スパイト行動
スパイト行動とは?
「スパイト行動」とは、「自分が損をしてでも相手の利益を減らしたい」という心理傾向からくる行動のこと。「悪意」を意味する英語の「スパイト(spite)」に由来します。スパイト行動は、嫉妬や敵意が引き金になるケースが多く、利己的でも利他的でもない“第三の選択肢”と言われます。典型的な例は、「同僚の昇進を阻むために、自分の評価も下がるリスクを承知で、プロジェクトを妨害する」といった行為。スパイト行動が発生すると、チームワークを損ね生産性を削ぐなど、組織にさまざまな悪影響をもたらします。
職場に潜む“損して得させぬ”心理
スパイト行動の実像と処方箋
日本で「スパイト行動」という言葉を聞くようになったのは、コロナ禍のマスク着用問題がきっかけでした。マスクの着用は法律で義務化されていないにもかかわらず、未着用者に対して攻撃的な視線を向ける風潮がありました。「私は苦しい思いをしてまで着用している。だから、あなたも着用すべきだ」という心理によるもので、日本人特有の同調圧力が、スパイト行動を引き起こしていたのです。
職場においても、スパイト行動は珍しくありません。成績がふるわず開発チームのリーダーを外されたAさんは、新任リーダーに進捗データを共有せずプロジェクトを遅延させました。その結果、新サービスのローンチは2ヵ月延期。売上は目標に到達することなく、チームもAさんの評価も下がりました。誰の利益にもならないのに、「ライバルが成果を上げるくらいなら、全員で損をしたほうがましだ」という感情がAさんの行動を支配していたのです。
こうした行動が発生する背景には、(1)不公平感や嫉妬、(2)心理的安全性の欠如、(3)不透明な評価・報酬ルールがあると言われています。
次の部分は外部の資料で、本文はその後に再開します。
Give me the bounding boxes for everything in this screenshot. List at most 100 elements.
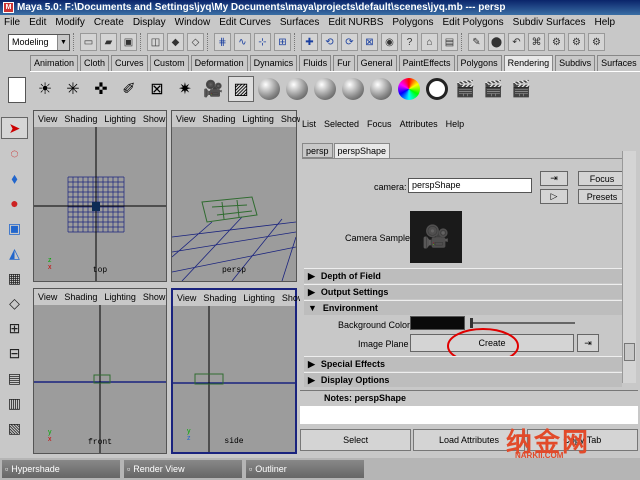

過去の研究でも、自分の取り分が他の人より不当に少ないと感じると、自分の報酬を減らしてでも他者の報酬を下げようとする傾向が確認されています。ある人の貢献によってチームの成績が上がれば、その人もチームもより多くの報酬(収益)を受け取ることができます。しかし、「誰かの得は自分の損」というゼロサム思考が広がると、スパイト行動が連鎖しやすくなるのです。
人事に求められるのは、評価の透明性を高め、不公平感を減らすこと。目標をOKRなど対話型で設定したり、定期的な1on1やピアフィードバックによりネガティブ感情を言語化できる場を用意したりすることで、心理的安全性が高まります。また、チームや組織の達成指標を個人の報酬に反映することで、「相手の成功が自分の得になる」というプラスサム構造を作ることができます。スパイト行動は“割に合わない”と認識されれば、足の引っ張り合いが起きにくい文化が醸成されるでしょう。